During French President Emmanuel Macron's three-day visit to Japan for talks with Prime Minister Sanae Takaichi, officials signed a roadmap to cooperate on critical minerals supply chains, NHK said.

"We cannot rely solely on specific countries, especially China," French Finance Minister Roland Lescure was quoted as saying by NHK.

The two sides also agreed to secure raw material supplies for a rare earths refining project in southern France, called Caremag, the broadcaster said.

The state-owned Japan Organization for Metals and Energy Security and gas ⁠firm Iwatani, along ⁠with the French government, are investors in Caremag, which is due to start operations in late 2026.

Japan plans to get about 20% of its future demand for dysprosium and terbium from the refining plant, heavy rare earth oxides used in magnets for EV motors, offshore wind turbines and electronic components.

Takaichi and Macron are due to issue a joint statement calling for diversifying supplies of rare earths and other critical minerals during their summit on Wednesday, the Nikkei newspaper reported separately.

The deal ⁠comes at a critical moment, with Japan and Western governments and manufacturers scrambling to secure supplies of rare earths minerals to reduce their dependency on China, the world's dominant rare earths producer and supplier.

In February, China prohibited exports of so-called dual-use items to 20 Japanese entities, which it said supply Japan's military.

That was after Takaichi angered Beijing with comments about Taiwan in November.

The rules cover seven rare earths and associated materials currently on China's dual-use control list, including dysprosium and yttrium, along with a swathe of other controlled critical minerals.

"China is pursuing a strategy of using rare earths as a diplomatic card, and if US-China and Japan–China relations improve, exports could recover quickly," said Kotaro Shimizu, principal analyst at Mitsubishi UFJ Research and Consulting.

Japan has reduced its reliance on ⁠China to 60% ⁠from 90% following a 2010 diplomatic incident which saw Beijing restricting rare earths supply to Tokyo.
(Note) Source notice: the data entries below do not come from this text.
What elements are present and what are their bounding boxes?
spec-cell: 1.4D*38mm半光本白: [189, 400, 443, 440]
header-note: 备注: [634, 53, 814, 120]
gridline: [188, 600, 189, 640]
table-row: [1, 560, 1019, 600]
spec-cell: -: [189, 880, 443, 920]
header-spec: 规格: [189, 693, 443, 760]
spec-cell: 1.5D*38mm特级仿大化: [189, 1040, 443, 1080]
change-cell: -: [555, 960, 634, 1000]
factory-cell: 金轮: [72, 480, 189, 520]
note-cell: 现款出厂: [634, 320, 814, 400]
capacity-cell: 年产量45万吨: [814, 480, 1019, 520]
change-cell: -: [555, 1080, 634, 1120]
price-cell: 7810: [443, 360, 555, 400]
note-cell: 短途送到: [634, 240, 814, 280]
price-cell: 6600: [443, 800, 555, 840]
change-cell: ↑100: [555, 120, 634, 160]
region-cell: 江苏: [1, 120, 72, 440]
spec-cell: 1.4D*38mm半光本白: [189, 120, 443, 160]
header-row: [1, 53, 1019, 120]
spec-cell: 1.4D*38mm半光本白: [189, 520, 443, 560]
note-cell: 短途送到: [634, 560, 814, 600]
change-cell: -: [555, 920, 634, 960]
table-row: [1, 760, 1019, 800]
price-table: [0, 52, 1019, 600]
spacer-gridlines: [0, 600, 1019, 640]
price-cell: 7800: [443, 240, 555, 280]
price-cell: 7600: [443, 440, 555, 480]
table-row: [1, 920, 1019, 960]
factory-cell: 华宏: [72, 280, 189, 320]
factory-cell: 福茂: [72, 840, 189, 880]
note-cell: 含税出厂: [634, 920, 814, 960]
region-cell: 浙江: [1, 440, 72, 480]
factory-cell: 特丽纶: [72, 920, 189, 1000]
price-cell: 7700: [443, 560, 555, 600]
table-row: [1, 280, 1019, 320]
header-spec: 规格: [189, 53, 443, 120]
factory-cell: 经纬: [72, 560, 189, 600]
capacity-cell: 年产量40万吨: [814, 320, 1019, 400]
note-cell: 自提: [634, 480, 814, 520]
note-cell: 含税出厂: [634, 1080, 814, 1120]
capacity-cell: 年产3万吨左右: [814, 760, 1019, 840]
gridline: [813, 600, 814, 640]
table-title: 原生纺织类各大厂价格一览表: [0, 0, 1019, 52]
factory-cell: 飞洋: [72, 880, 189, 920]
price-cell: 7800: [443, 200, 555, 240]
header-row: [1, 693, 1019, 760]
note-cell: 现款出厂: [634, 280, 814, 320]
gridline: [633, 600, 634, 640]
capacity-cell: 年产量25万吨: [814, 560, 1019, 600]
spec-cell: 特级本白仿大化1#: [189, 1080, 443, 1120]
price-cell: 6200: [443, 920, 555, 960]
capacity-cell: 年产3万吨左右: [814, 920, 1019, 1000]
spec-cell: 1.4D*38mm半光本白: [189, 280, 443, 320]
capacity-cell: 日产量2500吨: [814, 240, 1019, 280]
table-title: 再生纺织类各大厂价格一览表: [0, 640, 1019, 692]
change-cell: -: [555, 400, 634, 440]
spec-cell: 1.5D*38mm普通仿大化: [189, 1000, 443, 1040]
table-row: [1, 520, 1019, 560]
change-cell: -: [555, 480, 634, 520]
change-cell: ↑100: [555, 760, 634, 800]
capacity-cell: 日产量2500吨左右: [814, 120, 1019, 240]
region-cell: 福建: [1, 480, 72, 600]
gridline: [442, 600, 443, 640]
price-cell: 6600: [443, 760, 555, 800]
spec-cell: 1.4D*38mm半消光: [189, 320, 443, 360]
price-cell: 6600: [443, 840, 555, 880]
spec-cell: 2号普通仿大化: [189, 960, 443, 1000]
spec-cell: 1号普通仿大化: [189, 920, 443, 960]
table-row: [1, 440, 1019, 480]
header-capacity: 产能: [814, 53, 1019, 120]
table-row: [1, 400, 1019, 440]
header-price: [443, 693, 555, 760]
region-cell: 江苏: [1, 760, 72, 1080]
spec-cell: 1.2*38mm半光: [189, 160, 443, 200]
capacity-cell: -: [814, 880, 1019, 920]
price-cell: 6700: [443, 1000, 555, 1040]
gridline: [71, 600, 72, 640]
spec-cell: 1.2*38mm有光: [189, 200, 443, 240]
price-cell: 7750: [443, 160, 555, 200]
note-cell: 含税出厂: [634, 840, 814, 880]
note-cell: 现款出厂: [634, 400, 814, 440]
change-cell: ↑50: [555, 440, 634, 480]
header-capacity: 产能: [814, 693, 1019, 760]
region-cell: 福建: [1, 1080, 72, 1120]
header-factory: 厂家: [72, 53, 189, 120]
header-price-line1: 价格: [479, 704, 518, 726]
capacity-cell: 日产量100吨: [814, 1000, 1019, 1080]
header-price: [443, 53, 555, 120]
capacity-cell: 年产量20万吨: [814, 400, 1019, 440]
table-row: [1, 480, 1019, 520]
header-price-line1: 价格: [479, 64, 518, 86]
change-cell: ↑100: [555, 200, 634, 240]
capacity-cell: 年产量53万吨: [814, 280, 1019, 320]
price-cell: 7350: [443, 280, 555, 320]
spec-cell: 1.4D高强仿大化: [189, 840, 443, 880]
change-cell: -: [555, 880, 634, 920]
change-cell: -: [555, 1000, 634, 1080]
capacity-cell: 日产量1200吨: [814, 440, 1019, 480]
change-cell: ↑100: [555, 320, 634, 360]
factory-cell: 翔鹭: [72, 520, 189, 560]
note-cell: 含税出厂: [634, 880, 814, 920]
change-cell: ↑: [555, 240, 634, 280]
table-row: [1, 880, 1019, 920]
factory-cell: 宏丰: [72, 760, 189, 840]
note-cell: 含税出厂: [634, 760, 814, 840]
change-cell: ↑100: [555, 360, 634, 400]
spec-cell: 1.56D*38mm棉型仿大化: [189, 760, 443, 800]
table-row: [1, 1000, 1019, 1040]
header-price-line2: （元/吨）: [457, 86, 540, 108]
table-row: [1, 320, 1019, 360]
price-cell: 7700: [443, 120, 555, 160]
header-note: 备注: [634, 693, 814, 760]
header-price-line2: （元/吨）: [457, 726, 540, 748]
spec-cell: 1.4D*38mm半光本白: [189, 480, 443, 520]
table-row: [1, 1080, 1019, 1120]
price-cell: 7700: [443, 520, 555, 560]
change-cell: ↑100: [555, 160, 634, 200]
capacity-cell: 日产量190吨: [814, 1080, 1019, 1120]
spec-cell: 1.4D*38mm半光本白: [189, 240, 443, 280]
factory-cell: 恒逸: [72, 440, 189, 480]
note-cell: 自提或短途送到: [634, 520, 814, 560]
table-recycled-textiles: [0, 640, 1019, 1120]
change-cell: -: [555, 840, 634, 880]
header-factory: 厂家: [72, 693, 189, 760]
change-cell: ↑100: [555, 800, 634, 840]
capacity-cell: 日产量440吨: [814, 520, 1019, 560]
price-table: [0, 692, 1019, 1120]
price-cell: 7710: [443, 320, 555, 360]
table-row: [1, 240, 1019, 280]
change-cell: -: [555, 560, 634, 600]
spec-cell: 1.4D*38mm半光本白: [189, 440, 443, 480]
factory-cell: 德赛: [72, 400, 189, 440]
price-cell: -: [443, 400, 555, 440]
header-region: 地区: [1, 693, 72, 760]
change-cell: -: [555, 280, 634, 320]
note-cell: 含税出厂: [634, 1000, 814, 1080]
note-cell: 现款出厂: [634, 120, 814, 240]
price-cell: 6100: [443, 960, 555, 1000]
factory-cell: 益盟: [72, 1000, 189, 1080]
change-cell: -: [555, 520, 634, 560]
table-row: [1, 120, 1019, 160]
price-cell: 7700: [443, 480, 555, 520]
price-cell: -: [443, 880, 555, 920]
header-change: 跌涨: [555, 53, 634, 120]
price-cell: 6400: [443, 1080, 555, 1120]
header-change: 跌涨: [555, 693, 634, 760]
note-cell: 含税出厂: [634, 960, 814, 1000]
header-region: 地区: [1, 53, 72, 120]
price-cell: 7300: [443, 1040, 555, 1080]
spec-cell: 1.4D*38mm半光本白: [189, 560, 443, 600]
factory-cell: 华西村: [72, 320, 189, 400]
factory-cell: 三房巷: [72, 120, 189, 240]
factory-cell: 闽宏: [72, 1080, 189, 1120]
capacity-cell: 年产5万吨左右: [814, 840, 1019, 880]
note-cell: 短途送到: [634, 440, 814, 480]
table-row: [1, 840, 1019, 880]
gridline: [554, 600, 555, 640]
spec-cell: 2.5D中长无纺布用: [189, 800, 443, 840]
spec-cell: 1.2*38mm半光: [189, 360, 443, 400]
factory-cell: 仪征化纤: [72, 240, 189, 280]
Japan has been boosting investments in overseas projects like trading house Sojitz's tie-up with Australia's Lynas Rare Earths, and promoting rare earths recycling and manufacturing processes.

In the latest set of steps, Japan's Mitsubishi Materials this week agreed to acquire a stake in US ReElement, a company involved in rare earth element recycling, as both countries have set up an action plan for China alternatives.
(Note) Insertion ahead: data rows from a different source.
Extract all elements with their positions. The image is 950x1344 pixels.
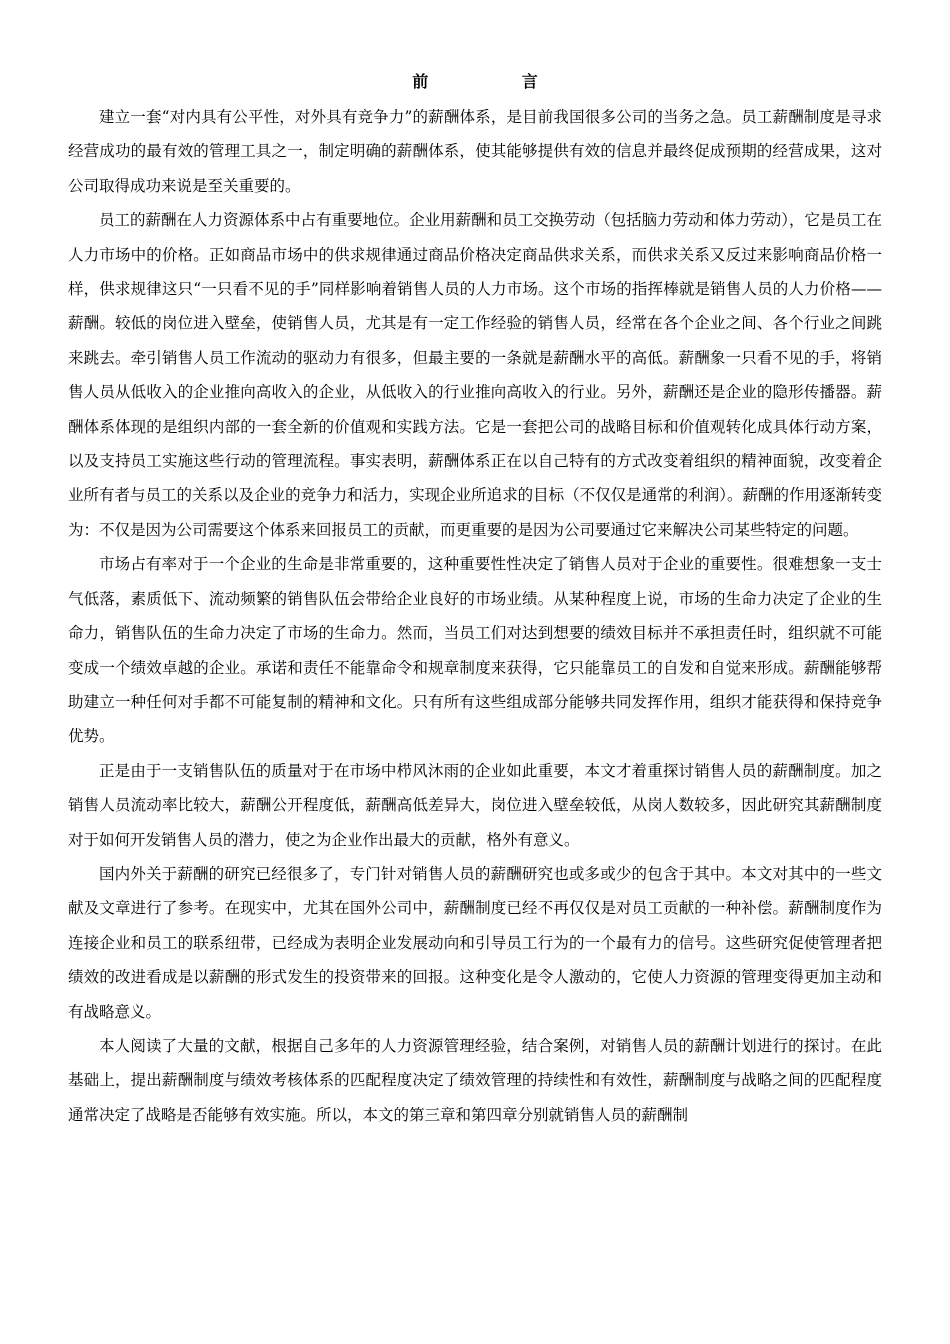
- paragraph-5: 国内外关于薪酬的研究已经很多了，专门针对销售人员的薪酬研究也或多或少的包含于其中。本文对其中的一些文献及文章进行了参考。在现实中，尤其在国外公司中，薪酬制度已经不再仅仅是对员工贡献的一种补偿。薪酬制度作为连接企业和员工的联系纽带，已经成为表明企业发展动向和引导员工行为的一个最有力的信号。这些研究促使管理者把绩效的改进看成是以薪酬的形式发生的投资带来的回报。这种变化是令人激动的，它使人力资源的管理变得更加主动和有战略意义。: [68, 864, 882, 1021]
- body-text: [68, 100, 882, 1132]
- paragraph-3: 市场占有率对于一个企业的生命是非常重要的，这种重要性性决定了销售人员对于企业的重要性。很难想象一支士气低落，素质低下、流动频繁的销售队伍会带给企业良好的市场业绩。从某种程度上说，市场的生命力决定了企业的生命力，销售队伍的生命力决定了市场的生命力。然而，当员工们对达到想要的绩效目标并不承担责任时，组织就不可能变成一个绩效卓越的企业。承诺和责任不能靠命令和规章制度来获得，它只能靠员工的自发和自觉来形成。薪酬能够帮助建立一种任何对手都不可能复制的精神和文化。只有所有这些组成部分能够共同发挥作用，组织才能获得和保持竞争优势。: [68, 555, 882, 746]
- page-title: 前 言: [412, 72, 582, 91]
- paragraph-6: 本人阅读了大量的文献，根据自己多年的人力资源管理经验，结合案例，对销售人员的薪酬计划进行的探讨。在此基础上，提出薪酬制度与绩效考核体系的匹配程度决定了绩效管理的持续性和有效性，薪酬制度与战略之间的匹配程度通常决定了战略是否能够有效实施。所以，本文的第三章和第四章分别就销售人员的薪酬制: [68, 1036, 882, 1124]
- paragraph-1: 建立一套“对内具有公平性，对外具有竞争力”的薪酬体系，是目前我国很多公司的当务之急。员工薪酬制度是寻求经营成功的最有效的管理工具之一，制定明确的薪酬体系，使其能够提供有效的信息并最终促成预期的经营成果，这对公司取得成功来说是至关重要的。: [68, 108, 882, 195]
- paragraph-2: 员工的薪酬在人力资源体系中占有重要地位。企业用薪酬和员工交换劳动（包括脑力劳动和体力劳动），它是员工在人力市场中的价格。正如商品市场中的供求规律通过商品价格决定商品供求关系，而供求关系又反过来影响商品价格一样，供求规律这只“一只看不见的手”同样影响着销售人员的人力市场。这个市场的指挥棒就是销售人员的人力价格——薪酬。较低的岗位进入壁垒，使销售人员，尤其是有一定工作经验的销售人员，经常在各个企业之间、各个行业之间跳来跳去。牵引销售人员工作流动的驱动力有很多，但最主要的一条就是薪酬水平的高低。薪酬象一只看不见的手，将销售人员从低收入的企业推向高收入的企业，从低收入的行业推向高收入的行业。另外，薪酬还是企业的隐形传播器。薪酬体系体现的是组织内部的一套全新的价值观和实践方法。它是一套把公司的战略目标和价值观转化成具体行动方案，以及支持员工实施这些行动的管理流程。事实表明，薪酬体系正在以自己特有的方式改变着组织的精神面貌，改变着企业所有者与员工的关系以及企业的竞争力和活力，实现企业所追求的目标（不仅仅是通常的利润）。薪酬的作用逐渐转变为：不仅是因为公司需要这个体系来回报员工的贡献，而更重要的是因为公司要通过它来解决公司某些特定的问题。: [68, 211, 882, 539]
- paragraph-4: 正是由于一支销售队伍的质量对于在市场中栉风沐雨的企业如此重要，本文才着重探讨销售人员的薪酬制度。加之销售人员流动率比较大，薪酬公开程度低，薪酬高低差异大，岗位进入壁垒较低，从岗人数较多，因此研究其薪酬制度对于如何开发销售人员的潜力，使之为企业作出最大的贡献，格外有意义。: [68, 761, 882, 849]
Japan and the US are also considering joint development of rare-earth-rich mud deposits, near the remote Minamitori Island, and Japan is in talks with India to jointly explore rare earths in the desert state of Rajasthan.

Japan and France will also seek cooperation in space, with companies from the two countries expected to sign memorandums of understanding on 12 joint projects, including space debris removal and rocket launches, the Nikkei said.